The side stained-glass windows were installed for the opening of the church in 1857. The large stained glass window in the chancel was commissioned through a donation from the Dorrance family and installed in 1924. It was designed by the great stained-glass artist Nicholas D’Ascenzo, and for it he earned the Gold Medal of the Architectural League of New York in 1925.

== Parish house ==
At the outbreak of the Civil War in 1861, the women of the parish formed the Ladies Church Aid Society for “the collection of clothing and delicacies for the soldiers at the front.” Augmented by women from other churches, the Society produced an enormous amount of underclothes, sent mostly to the U.S. Hospital at Point Lookout, Maryland, whose chief surgeon was a former Bristolian. Martha Burnet Landreth headed the Society. The organization continued after the war and provided the funds to build the Parish House in 1877, replicating the architectural style of the church and using the same materials, at a cost of nearly $12,000.

== Cemetery ==
The churchyard is almost as old as Bristol, and the cemetery is one of the oldest in Bucks County. Family plots and stones carry many names that are significant in the history of the greater Philadelphia area and the Episcopal Church. The cemetery also contains at least eleven American Revolutionary War veterans and forty American Civil War veterans, including several who were killed in action during that war.

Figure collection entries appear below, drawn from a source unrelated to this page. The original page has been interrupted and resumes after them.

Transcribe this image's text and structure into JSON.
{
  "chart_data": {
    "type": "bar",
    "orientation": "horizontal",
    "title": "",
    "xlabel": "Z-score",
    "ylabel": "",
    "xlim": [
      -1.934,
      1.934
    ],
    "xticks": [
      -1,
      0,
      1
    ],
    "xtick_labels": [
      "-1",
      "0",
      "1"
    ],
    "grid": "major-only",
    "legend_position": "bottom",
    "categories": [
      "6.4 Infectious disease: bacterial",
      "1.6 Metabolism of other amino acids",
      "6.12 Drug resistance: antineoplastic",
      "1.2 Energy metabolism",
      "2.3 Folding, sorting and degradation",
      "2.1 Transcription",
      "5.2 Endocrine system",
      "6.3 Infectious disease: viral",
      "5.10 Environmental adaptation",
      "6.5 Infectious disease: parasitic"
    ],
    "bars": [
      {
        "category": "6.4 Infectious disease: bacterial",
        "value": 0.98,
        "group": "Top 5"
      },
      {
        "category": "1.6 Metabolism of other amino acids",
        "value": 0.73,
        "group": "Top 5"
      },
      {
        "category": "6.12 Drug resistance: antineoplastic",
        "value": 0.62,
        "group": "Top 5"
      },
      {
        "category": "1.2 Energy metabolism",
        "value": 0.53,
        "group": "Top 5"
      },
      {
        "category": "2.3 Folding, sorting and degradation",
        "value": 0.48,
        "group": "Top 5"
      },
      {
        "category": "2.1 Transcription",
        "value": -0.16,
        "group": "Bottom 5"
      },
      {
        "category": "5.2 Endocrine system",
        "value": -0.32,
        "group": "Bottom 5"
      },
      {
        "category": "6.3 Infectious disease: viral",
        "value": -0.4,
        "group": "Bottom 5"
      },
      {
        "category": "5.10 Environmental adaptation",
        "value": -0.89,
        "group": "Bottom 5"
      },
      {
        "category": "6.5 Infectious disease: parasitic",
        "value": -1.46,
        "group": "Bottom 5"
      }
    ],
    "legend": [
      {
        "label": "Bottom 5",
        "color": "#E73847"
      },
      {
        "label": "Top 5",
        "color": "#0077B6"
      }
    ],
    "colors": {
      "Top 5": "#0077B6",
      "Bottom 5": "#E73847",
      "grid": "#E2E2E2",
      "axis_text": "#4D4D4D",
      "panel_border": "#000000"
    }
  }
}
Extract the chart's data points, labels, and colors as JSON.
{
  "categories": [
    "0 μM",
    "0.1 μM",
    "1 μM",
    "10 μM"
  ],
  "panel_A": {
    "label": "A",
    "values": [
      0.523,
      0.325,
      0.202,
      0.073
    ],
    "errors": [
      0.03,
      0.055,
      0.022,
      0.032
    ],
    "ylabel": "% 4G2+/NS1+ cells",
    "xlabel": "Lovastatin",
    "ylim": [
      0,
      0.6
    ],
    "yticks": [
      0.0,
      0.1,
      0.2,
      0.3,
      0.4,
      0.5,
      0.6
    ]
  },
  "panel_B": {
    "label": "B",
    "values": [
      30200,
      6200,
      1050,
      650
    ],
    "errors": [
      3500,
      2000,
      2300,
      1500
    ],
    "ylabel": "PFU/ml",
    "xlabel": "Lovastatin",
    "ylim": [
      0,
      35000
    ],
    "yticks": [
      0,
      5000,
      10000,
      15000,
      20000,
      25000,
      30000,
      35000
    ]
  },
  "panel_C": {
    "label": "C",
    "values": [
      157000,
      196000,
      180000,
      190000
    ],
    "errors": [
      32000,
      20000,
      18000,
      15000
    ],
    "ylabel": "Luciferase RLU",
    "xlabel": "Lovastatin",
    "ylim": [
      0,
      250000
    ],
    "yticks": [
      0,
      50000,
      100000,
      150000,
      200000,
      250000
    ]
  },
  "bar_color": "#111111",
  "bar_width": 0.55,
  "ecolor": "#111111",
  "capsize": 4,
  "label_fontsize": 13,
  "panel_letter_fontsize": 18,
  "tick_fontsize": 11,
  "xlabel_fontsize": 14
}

- George (1784–1869) and Catharine Breck (1789–1864), parents of two notable figures in the Episcopal Church: the Rev. James Lloyd Breck, the so-called “Apostle of the Wilderness” who evangelized from Pennsylvania to California and founded two Episcopal seminaries, Nashotah House and Seabury Divinity School, and the Rev. Dr. Charles Breck, longtime rector of St. John's Church in Wilmington, Delaware
- Thomas Apthorpe Cooper (1776–1849), one of the first American Shakespearean actors
- John Dorrance (1830–1869), the contractor responsible for digging the Delaware Canal and grandfather of John Thompson Dorrance (1873–1930), who was president of the Campbell Soup Company from 1914 to 1930
- George Gillespie (1671–1721), whose stone is the oldest that is still partly legible, the grandfather of the Rt. Rev. George de Normandie Gillespie (1819–1909), first Bishop of the Episcopal Diocese of Western Michigan
- Joseph McIlvaine (1719–1787), colonel and commanding officer of the Fifth Battalion of Pennsylvania Militia in the Revolutionary War and father of Joseph McIlvaine, United States Senator from New Jersey (1769–1826) and grandfather of the Rt. Rev. Charles Pettit McIlvaine (1799–1873), second bishop of the Episcopal Diocese of Ohio
- William Rodman (1757–1824), who served in the Revolutionary War as a private and subsequently as brigade quartermaster, and later served in the United States House of Representatives

== Today ==
The Church of St. James the Greater continues to be an active parish sponsoring a variety of ministries, including a Sunday School, a monthly dinner for those in need, and weekly collections of food for a local food pantry. The Holy Eucharist, Rite II, is celebrated Sundays at 8:30 a.m.